In a demand forecasting context, SHAP allows practitioners to decompose a point forecast into feature-level effects relative to a baseline expectation. Rather than asking which variables are important on average, it answers why demand for a specific SKU and week is higher or lower than expected. Thus, it can help answer questions such as:
- Did price movements push demand up or down? And by how much?
- How much uplift is attributable to promotions?
- Is competitor pricing exerting downward pressure?
- Is product maturity or life-cycle decay reducing demand?
- Are stock constraints limiting realized sales?
Rather than treating the model as a black box, SHAP uncovers how each signal influences the final forecast at a specific SKU-week level of granularity.
To make this more intuitive for business users, contributions for a sales forecast can be grouped into the following themes:
This makes the chart a business narrative rather than a technical decomposition.
Returning back to Lydia’s scenario where she notices an unexpected 10% dip followed by a 30% peak in forecasted demand during the end of the year. Lydia now has access to the same forecast chart but now with the added advantage of explainability. Lydia observes that the reason for both the decline and sudden peak observed in the forecast is driven by the Holiday Effects which the SHAP chart helps identify. Explainability allowed her to confidently explain to her stakeholders that the Nov–Dec 2026 volatility reflects expected holiday-driven shifts in consumer behavior, rather than suspecting it to be a forecasting issue.
Figure 02: The demand forecast chart - with the SHAP explainability which Lydia sees.
As machine learning becomes central to consumer electronics forecasting, explainability has become just as important as accuracy. Demand planners need to understand not only what the forecast is but why the model predicts that outcome.
Explainability techniques like SHAP bridge the gap between powerful algorithms and business usability in a transparent manner.

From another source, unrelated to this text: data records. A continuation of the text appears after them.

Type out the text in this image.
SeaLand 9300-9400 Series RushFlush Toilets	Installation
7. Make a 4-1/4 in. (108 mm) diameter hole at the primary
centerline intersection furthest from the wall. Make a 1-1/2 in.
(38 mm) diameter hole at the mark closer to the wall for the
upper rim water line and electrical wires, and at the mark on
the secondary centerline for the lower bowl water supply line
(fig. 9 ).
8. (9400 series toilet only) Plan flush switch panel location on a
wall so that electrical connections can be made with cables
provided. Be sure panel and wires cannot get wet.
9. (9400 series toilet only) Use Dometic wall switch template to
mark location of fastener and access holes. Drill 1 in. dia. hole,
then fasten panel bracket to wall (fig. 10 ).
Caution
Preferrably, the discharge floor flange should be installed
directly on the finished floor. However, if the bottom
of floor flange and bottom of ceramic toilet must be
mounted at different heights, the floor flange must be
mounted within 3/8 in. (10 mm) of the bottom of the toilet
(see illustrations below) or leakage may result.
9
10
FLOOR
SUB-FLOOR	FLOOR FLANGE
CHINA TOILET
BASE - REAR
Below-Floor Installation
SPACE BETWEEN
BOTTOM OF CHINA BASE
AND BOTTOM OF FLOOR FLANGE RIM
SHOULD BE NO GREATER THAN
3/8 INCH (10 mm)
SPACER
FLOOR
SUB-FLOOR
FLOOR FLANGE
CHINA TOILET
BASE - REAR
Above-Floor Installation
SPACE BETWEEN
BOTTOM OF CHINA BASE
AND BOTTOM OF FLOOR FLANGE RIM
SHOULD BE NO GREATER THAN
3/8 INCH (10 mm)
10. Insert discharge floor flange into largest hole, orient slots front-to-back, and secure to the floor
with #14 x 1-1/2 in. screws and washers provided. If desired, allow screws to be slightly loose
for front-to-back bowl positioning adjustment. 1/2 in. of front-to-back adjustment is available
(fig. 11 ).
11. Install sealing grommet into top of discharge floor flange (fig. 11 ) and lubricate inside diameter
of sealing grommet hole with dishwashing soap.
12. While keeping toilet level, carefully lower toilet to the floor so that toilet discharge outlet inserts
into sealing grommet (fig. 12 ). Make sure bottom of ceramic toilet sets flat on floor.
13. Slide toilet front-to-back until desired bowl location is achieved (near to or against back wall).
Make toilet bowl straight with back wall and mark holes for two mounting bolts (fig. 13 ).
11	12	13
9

They turn complex predictions into clear, structured reasoning thereby allowing planners to make confident decisions, communicate insights, and respond quickly to market dynamics.
By integrating explainability directly into forecasting workflows, organizations can transform ML from a black box into a reliable, insight-driven partner in demand planning for consumer electronics industries. More broadly, techniques like SHAP can be extended to projects that use machine learning or deep learning, enabling transparent, auditable, and trustworthy decision-making across forecasting, recommendation systems, pricing, risk modeling, image detection, and beyond.
However, it is important to recognize the assumptions and limitations of SHAP-based explanations. SHAP explains model behavior, not ground-truth causality; it reflects how the model uses signals, not whether those signals truly cause changes in demand. Explanations are also sensitive to feature engineering choices, correlated inputs, and the choice of the underlying training data which is used to compute contributions. In highly sparse or extrapolative regions of the data, SHAP values may be less stable or harder to interpret reliably. In such scenarios, it becomes necessary to explore the topic of causality and methods to address it.